Fans have flocked by the millions to theatres worldwide to take in the first two installments of Disney’s Pirates of the Caribbean movie franchise. While Captain Jack Sparrow is enjoying the spotlight, however, the film studios are turning their attention and ire toward pirates of another sort.
While the next generation formats of HD-DVD and Blu-ray slug it out for supremacy, movie pirates sit back and relax with the assurance that no matter which format comes out on top, there will already be methods in place to illegally copy and distribute the movie content.
The film industry’s disdain for the practice is no secret, but one of the culprits in the realm of movie piracy may surprise some people.
A group of major media firms have accused Google of cooperating in the practice, citing that the Internet company has received considerable benefit from the sale of pirated movies and has provided support to two websites alleged to offer illegal movie downloads.
This piece in the Wall Street Journal documents the claims:
At the core of the media companies’ dispute with Google, which isn’t a defendant in the piracy case, is their claim that Google deliberately directed traffic to Web sites that were engaged in fostering piracy. Although people familiar with the situation say the incident doesn’t involve large sums of money, several media executives say it has led them to question Google’s internal controls. Google told the studios on Friday it would implement new procedures to prevent recurrences.
Google addressed the concerns by outlining plans to launch a series of measures it believes will help discourage the practice of movie piracy.
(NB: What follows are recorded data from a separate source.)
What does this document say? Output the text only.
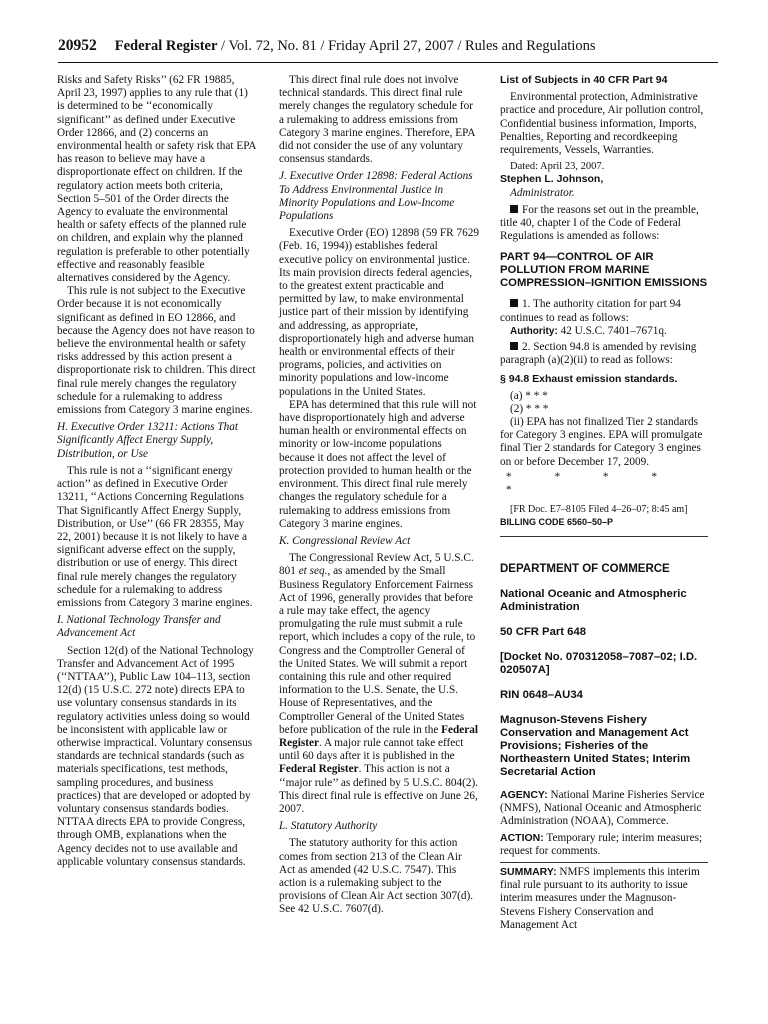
20952 Federal Register / Vol. 72, No. 81 / Friday April 27, 2007 / Rules and Regulations

Risks and Safety Risks’’ (62 FR 19885, April 23, 1997) applies to any rule that (1) is determined to be ‘‘economically significant’’ as defined under Executive Order 12866, and (2) concerns an environmental health or safety risk that EPA has reason to believe may have a disproportionate effect on children. If the regulatory action meets both criteria, Section 5–501 of the Order directs the Agency to evaluate the environmental health or safety effects of the planned rule on children, and explain why the planned regulation is preferable to other potentially effective and reasonably feasible alternatives considered by the Agency.

This rule is not subject to the Executive Order because it is not economically significant as defined in EO 12866, and because the Agency does not have reason to believe the environmental health or safety risks addressed by this action present a disproportionate risk to children. This direct final rule merely changes the regulatory schedule for a rulemaking to address emissions from Category 3 marine engines.

H. Executive Order 13211: Actions That Significantly Affect Energy Supply, Distribution, or Use

This rule is not a ‘‘significant energy action’’ as defined in Executive Order 13211, ‘‘Actions Concerning Regulations That Significantly Affect Energy Supply, Distribution, or Use’’ (66 FR 28355, May 22, 2001) because it is not likely to have a significant adverse effect on the supply, distribution or use of energy. This direct final rule merely changes the regulatory schedule for a rulemaking to address emissions from Category 3 marine engines.

I. National Technology Transfer and Advancement Act

Section 12(d) of the National Technology Transfer and Advancement Act of 1995 (‘‘NTTAA’’), Public Law 104–113, section 12(d) (15 U.S.C. 272 note) directs EPA to use voluntary consensus standards in its regulatory activities unless doing so would be inconsistent with applicable law or otherwise impractical. Voluntary consensus standards are technical standards (such as materials specifications, test methods, sampling procedures, and business practices) that are developed or adopted by voluntary consensus standards bodies. NTTAA directs EPA to provide Congress, through OMB, explanations when the Agency decides not to use available and applicable voluntary consensus standards.

This direct final rule does not involve technical standards. This direct final rule merely changes the regulatory schedule for a rulemaking to address emissions from Category 3 marine engines. Therefore, EPA did not consider the use of any voluntary consensus standards.

J. Executive Order 12898: Federal Actions To Address Environmental Justice in Minority Populations and Low-Income Populations

Executive Order (EO) 12898 (59 FR 7629 (Feb. 16, 1994)) establishes federal executive policy on environmental justice. Its main provision directs federal agencies, to the greatest extent practicable and permitted by law, to make environmental justice part of their mission by identifying and addressing, as appropriate, disproportionately high and adverse human health or environmental effects of their programs, policies, and activities on minority populations and low-income populations in the United States.

EPA has determined that this rule will not have disproportionately high and adverse human health or environmental effects on minority or low-income populations because it does not affect the level of protection provided to human health or the environment. This direct final rule merely changes the regulatory schedule for a rulemaking to address emissions from Category 3 marine engines.

K. Congressional Review Act

The Congressional Review Act, 5 U.S.C. 801 et seq., as amended by the Small Business Regulatory Enforcement Fairness Act of 1996, generally provides that before a rule may take effect, the agency promulgating the rule must submit a rule report, which includes a copy of the rule, to Congress and the Comptroller General of the United States. We will submit a report containing this rule and other required information to the U.S. Senate, the U.S. House of Representatives, and the Comptroller General of the United States before publication of the rule in the Federal Register. A major rule cannot take effect until 60 days after it is published in the Federal Register. This action is not a ‘‘major rule’’ as defined by 5 U.S.C. 804(2). This direct final rule is effective on June 26, 2007.

L. Statutory Authority

The statutory authority for this action comes from section 213 of the Clean Air Act as amended (42 U.S.C. 7547). This action is a rulemaking subject to the provisions of Clean Air Act section 307(d). See 42 U.S.C. 7607(d).

List of Subjects in 40 CFR Part 94

Environmental protection, Administrative practice and procedure, Air pollution control, Confidential business information, Imports, Penalties, Reporting and recordkeeping requirements, Vessels, Warranties.

Dated: April 23, 2007.

Stephen L. Johnson,

Administrator.

For the reasons set out in the preamble, title 40, chapter I of the Code of Federal Regulations is amended as follows:

PART 94—CONTROL OF AIR POLLUTION FROM MARINE COMPRESSION–IGNITION EMISSIONS

1. The authority citation for part 94 continues to read as follows:

Authority: 42 U.S.C. 7401–7671q.

2. Section 94.8 is amended by revising paragraph (a)(2)(ii) to read as follows:

§ 94.8 Exhaust emission standards.

(a) * * *

(2) * * *

(ii) EPA has not finalized Tier 2 standards for Category 3 engines. EPA will promulgate final Tier 2 standards for Category 3 engines on or before December 17, 2009.

* * * * *

[FR Doc. E7–8105 Filed 4–26–07; 8:45 am]

BILLING CODE 6560–50–P

DEPARTMENT OF COMMERCE

National Oceanic and Atmospheric Administration

50 CFR Part 648

[Docket No. 070312058–7087–02; I.D. 020507A]

RIN 0648–AU34

Magnuson-Stevens Fishery Conservation and Management Act Provisions; Fisheries of the Northeastern United States; Interim Secretarial Action

AGENCY: National Marine Fisheries Service (NMFS), National Oceanic and Atmospheric Administration (NOAA), Commerce.

ACTION: Temporary rule; interim measures; request for comments.

SUMMARY: NMFS implements this interim final rule pursuant to its authority to issue interim measures under the Magnuson-Stevens Fishery Conservation and Management Act
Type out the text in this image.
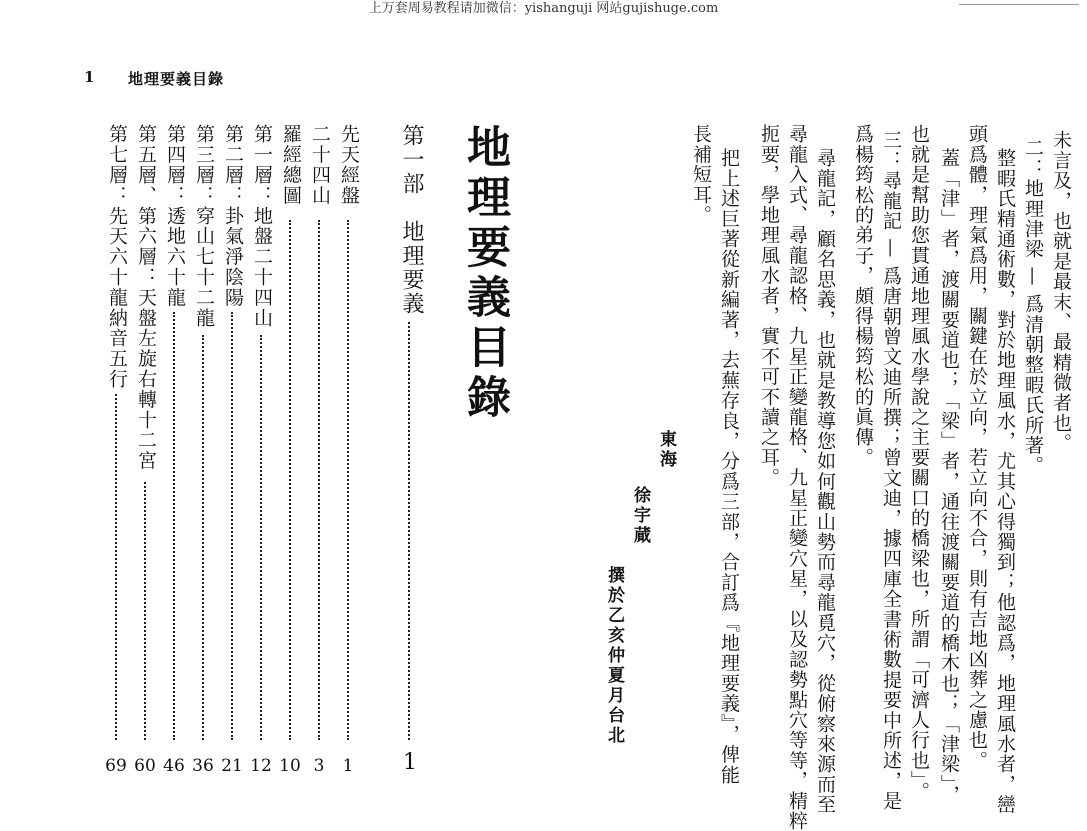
上万套周易教程请加微信：yishanguji 网站gujishuge.com
1 地理要義目錄
地理要義目錄
第一部　地理要義
1
先天經盤
1
二十四山
3
羅經總圖
10
第一層：地盤二十四山
12
第二層：卦氣淨陰陽
21
第三層：穿山七十二龍
36
第四層：透地六十龍
46
第五層、第六層：天盤左旋右轉十二宮
60
第七層：先天六十龍納音五行
69
未言及，也就是最末、最精微者也。
二：地理津梁 — 爲清朝整暇氏所著。
整暇氏精通術數，對於地理風水，尤其心得獨到；他認爲，地理風水者，巒
頭爲體，理氣爲用，關鍵在於立向，若立向不合，則有吉地凶葬之慮也。
蓋「津」者，渡關要道也；「梁」者，通往渡關要道的橋木也；「津梁」，
也就是幫助您貫通地理風水學說之主要關口的橋梁也，所謂「可濟人行也」。
三：尋龍記 — 爲唐朝曾文迪所撰；曾文迪，據四庫全書術數提要中所述，是
爲楊筠松的弟子，頗得楊筠松的眞傳。
尋龍記，顧名思義，也就是教導您如何觀山勢而尋龍覓穴，從俯察來源而至
尋龍入式、尋龍認格、九星正變龍格、九星正變穴星，以及認勢點穴等等，精粹
扼要，學地理風水者，實不可不讀之耳。
把上述巨著從新編著，去蕪存良，分爲三部，合訂爲『地理要義』，俾能
長補短耳。
東海
徐宇蕆
撰於乙亥仲夏月台北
Representatives from the company said objectionable ads would be removed and that the it would create a list of approved advertisers in order to keep from selling keywords used by shady sites to compel users to illegally pirated material.
Google also said it would implement a new series of internal guidelines designed to improve the process of monitoring keywords, as well as train its ad sales force about how to prevent the sale of such ads.